WTI crude oil futures later slipped below $61 per barrel, giving up earlier gains. Traders weighed mixed signals from global supply, trade risks, and political developments.
Concerns remain over trade tensions after President Trump threatened 100% tariffs on Canada if it finalised a trade deal with China. However, Canadian Prime Minister Mark Carney clarified that Canada does not plan to pursue such a deal and said recent talks only lowered tariffs in a few sectors.
Russia-Ukraine talks also ended without a breakthrough, though both sides agreed to continue discussions next weekend.

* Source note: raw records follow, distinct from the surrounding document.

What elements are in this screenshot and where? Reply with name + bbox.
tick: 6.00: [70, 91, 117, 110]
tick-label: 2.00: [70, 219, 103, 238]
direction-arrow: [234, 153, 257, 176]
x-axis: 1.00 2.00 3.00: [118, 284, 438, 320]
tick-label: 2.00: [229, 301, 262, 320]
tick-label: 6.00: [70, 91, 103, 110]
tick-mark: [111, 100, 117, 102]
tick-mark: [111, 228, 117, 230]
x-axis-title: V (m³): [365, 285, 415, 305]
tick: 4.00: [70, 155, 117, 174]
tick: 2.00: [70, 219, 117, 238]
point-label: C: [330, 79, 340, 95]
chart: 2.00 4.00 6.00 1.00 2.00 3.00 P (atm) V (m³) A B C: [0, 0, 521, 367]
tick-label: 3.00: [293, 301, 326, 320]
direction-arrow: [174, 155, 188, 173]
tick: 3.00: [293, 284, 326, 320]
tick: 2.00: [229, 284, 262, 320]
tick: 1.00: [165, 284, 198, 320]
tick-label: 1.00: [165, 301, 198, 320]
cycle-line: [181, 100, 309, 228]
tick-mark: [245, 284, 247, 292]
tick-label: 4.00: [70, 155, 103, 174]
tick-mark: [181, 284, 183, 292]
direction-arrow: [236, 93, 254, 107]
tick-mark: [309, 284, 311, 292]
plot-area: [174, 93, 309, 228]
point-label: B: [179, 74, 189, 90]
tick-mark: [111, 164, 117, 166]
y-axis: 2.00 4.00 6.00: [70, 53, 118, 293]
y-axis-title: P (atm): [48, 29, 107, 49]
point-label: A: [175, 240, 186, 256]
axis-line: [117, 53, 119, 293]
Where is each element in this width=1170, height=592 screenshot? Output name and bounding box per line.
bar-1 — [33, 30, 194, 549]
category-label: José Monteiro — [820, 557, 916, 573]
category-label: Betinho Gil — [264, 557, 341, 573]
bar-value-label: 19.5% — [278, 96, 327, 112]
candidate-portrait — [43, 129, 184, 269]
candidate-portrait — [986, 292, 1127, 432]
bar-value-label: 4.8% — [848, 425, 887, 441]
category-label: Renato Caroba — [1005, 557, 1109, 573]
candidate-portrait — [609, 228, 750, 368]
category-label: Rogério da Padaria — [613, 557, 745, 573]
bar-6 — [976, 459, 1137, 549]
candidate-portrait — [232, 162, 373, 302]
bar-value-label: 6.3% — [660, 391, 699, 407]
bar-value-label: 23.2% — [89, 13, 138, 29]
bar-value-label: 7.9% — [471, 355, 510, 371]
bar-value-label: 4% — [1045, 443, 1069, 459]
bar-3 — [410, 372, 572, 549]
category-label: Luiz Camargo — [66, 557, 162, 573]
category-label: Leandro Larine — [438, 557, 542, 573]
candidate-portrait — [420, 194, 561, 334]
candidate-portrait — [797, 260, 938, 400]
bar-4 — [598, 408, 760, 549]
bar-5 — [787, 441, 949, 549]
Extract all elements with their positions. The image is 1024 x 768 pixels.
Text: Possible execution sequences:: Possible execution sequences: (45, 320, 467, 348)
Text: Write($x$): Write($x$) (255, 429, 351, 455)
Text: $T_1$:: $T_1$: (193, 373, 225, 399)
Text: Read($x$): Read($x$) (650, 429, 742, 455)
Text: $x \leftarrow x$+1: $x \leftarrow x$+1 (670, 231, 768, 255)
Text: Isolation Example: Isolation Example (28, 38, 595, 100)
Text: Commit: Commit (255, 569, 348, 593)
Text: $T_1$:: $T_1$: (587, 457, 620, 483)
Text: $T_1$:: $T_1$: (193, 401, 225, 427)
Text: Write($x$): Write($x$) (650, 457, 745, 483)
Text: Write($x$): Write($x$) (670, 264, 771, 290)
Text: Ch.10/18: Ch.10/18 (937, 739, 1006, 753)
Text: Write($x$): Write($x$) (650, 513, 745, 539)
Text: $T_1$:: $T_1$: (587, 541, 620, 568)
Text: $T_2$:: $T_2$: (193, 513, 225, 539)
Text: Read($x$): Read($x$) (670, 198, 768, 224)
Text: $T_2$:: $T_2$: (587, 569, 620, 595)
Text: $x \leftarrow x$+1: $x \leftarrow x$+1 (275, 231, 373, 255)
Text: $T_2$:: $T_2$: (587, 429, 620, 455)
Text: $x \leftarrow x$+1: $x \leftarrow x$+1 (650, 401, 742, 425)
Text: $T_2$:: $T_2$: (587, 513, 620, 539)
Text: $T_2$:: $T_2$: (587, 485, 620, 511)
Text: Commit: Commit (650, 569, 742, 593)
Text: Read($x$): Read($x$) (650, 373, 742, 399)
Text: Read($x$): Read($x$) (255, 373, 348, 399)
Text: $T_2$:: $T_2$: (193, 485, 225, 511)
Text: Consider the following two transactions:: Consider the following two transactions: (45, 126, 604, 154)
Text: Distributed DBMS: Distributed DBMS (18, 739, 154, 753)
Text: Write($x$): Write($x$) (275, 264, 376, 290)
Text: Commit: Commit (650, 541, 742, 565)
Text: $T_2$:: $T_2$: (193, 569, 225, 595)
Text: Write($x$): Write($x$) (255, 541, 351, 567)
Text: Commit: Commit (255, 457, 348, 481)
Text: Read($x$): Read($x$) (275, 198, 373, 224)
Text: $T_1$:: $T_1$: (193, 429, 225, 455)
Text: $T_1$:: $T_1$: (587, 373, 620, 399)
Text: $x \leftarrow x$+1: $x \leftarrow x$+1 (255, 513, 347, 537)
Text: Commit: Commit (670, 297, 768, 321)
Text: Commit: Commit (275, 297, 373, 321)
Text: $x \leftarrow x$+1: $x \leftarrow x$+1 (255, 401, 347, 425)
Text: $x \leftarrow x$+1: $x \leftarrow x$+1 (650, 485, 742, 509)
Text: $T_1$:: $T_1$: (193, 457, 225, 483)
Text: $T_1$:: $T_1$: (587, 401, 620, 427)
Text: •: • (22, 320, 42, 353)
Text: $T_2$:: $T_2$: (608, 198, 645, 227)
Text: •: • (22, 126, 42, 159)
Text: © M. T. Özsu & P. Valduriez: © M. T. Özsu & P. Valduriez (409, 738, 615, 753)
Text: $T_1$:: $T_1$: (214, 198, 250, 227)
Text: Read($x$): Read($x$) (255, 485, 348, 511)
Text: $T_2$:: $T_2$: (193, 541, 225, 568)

Crude oil performance and historical trend
Crude oil rose to $61.37 per barrel on January 26, 2026, up 0.49% from the previous day. Over the past month, prices have climbed 5.66%, although they remain 16.13% lower than a year ago.
Based on CFD trading data that tracks benchmark markets, crude oil reached a historical peak of $410.45 in December 2025.
Commodity markets show mixed movement
Other commodities also showed mixed performance. Natural gas jumped sharply, while gold and silver posted strong gains. Industrial metals such as copper rose slightly, while coal and steel recorded small losses.
These moves reflect changing demand, weather impacts, and broader economic uncertainty across global markets.
Oil markets remain sensitive to weather disruptions, political risks, and supply changes. While winter storms and Middle East tensions are offering support, the return of some exports and trade worries continue to limit gains. Traders are expected to stay cautious in the coming days as fresh developments unfold.